"Perimeter Gray" Technique: piano wire, speakers, piezo microphones, amplifiers
Gray Area Foundation for the Arts in cooperation with September 11–November 19
I decided to install the piece under the marquee in front of the GAFFTA space, which in its former incarnation served as porno cinema. Unlike the space in front of the Kunstraum Walcheturm where "Perimeter Walcheturm" was shown, the Taylor Street is normally quite loud, with a heavy flow of traffic most weekdays from the early morning till the early evening. This block of Taylor street is also at the tail end of a particularly intense stretch of transient hotels, bars and liquor stores, with the requisite foot traffic to match. To make matters more complicated (as if they weren't already difficult enough) people lived in an apartment over the GAFFTA space with their window opening onto the backside of the marquee. Instead of running long lines of piano wire across the front of the space, as I did with "Perimeter Walcheturm," I decided to attach two piezo microphones via loops of piano wire to the upper edges of the marquee, around ten meters in height from the sidewalk.

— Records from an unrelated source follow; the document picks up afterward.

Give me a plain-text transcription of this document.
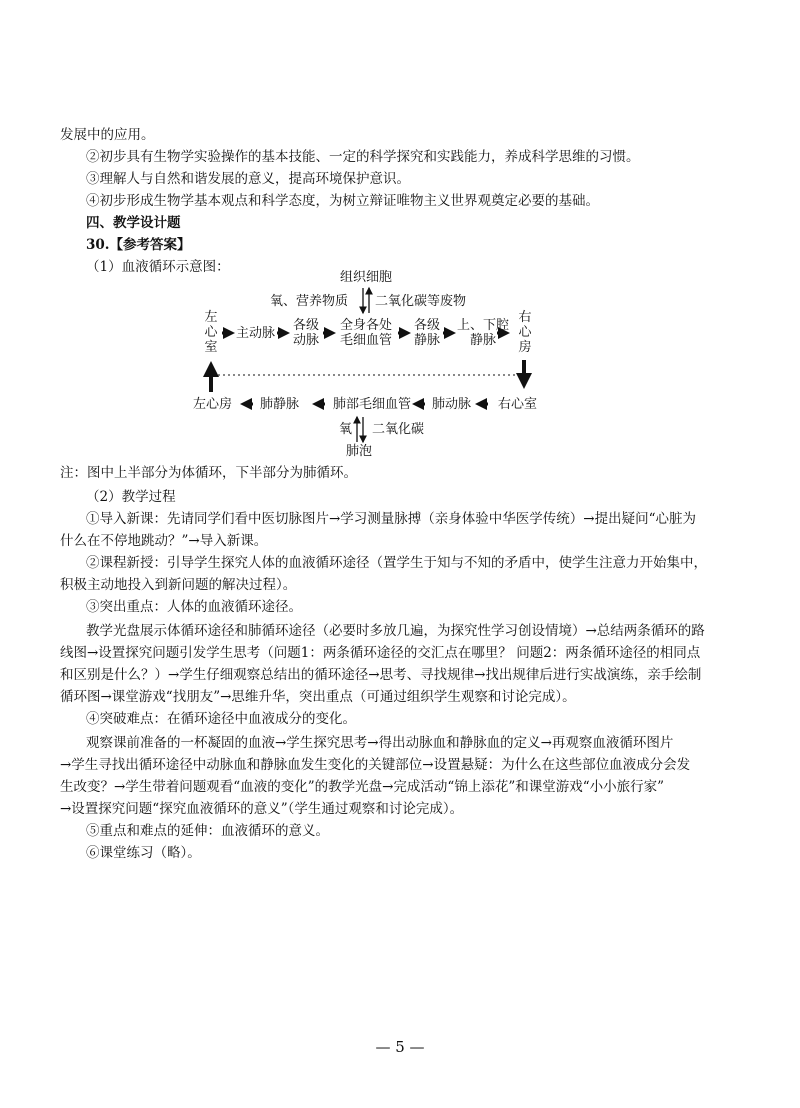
发展中的应用。
②初步具有生物学实验操作的基本技能、一定的科学探究和实践能力，养成科学思维的习惯。
③理解人与自然和谐发展的意义，提高环境保护意识。
④初步形成生物学基本观点和科学态度，为树立辩证唯物主义世界观奠定必要的基础。
四、教学设计题
30.【参考答案】
（1）血液循环示意图：
组织细胞
氧、营养物质 二氧化碳等废物
左
心
室
主动脉
各级
动脉
全身各处
毛细血管
各级
静脉
上、下腔
静脉
右
心
房
左心房 肺静脉	肺部毛细血管 肺动脉 右心室
氧 二氧化碳
肺泡
注：图中上半部分为体循环，下半部分为肺循环。
（2）教学过程
①导入新课：先请同学们看中医切脉图片→学习测量脉搏（亲身体验中华医学传统）→提出疑问“心脏为
什么在不停地跳动？”→导入新课。
②课程新授：引导学生探究人体的血液循环途径（置学生于知与不知的矛盾中，使学生注意力开始集中，
积极主动地投入到新问题的解决过程）。
③突出重点：人体的血液循环途径。
教学光盘展示体循环途径和肺循环途径（必要时多放几遍，为探究性学习创设情境）→总结两条循环的路
线图→设置探究问题引发学生思考（问题1：两条循环途径的交汇点在哪里？ 问题2：两条循环途径的相同点
和区别是什么？）→学生仔细观察总结出的循环途径→思考、寻找规律→找出规律后进行实战演练，亲手绘制
循环图→课堂游戏“找朋友”→思维升华，突出重点（可通过组织学生观察和讨论完成）。
④突破难点：在循环途径中血液成分的变化。
观察课前准备的一杯凝固的血液→学生探究思考→得出动脉血和静脉血的定义→再观察血液循环图片
→学生寻找出循环途径中动脉血和静脉血发生变化的关键部位→设置悬疑：为什么在这些部位血液成分会发
生改变？→学生带着问题观看“血液的变化”的教学光盘→完成活动“锦上添花”和课堂游戏“小小旅行家”
→设置探究问题“探究血液循环的意义”（学生通过观察和讨论完成）。
⑤重点和难点的延伸：血液循环的意义。
⑥课堂练习（略）。
— 5 —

I was thus able to capture much of the environment's sounds and have the flow of traffic act as kind of envelope follower to a steady, yet at times barely perceptible, stream of feedback being generated by the proximity of the piezo microphones to the eight speakers hanging from the underside of the marquee. When the level of traffic rose, or any prolonged louder sounds in the immediate area occurred, the level of feedback would rise accordingly. As in "Perimeter Walcheturm," "Perimeter Gray" cast a kind of sonic shadow back across the facade of the building, creating an analog body of sound and reference to the sound environment of the Taylor Street. The gentle ebb and flow of the feedback issuing from the speakers mirrored this and created an outline to this shadow, at times cloaking it in rising swells threatening a screeching overload, at other times fairly vanishing. "Perimeter Gray" demands a certain patience from the installation's visitors. It sometimes takes a good deal of time before the work manifests itself, seeming perhaps at first to not be working at all. I wanted the work to co-exist with the indigenous environment, not to encroach upon it, dominate it, but to reflect on it. And beyond this, I want the installation visitor themselves to reflect on this environment, taking the time to stop and experience it.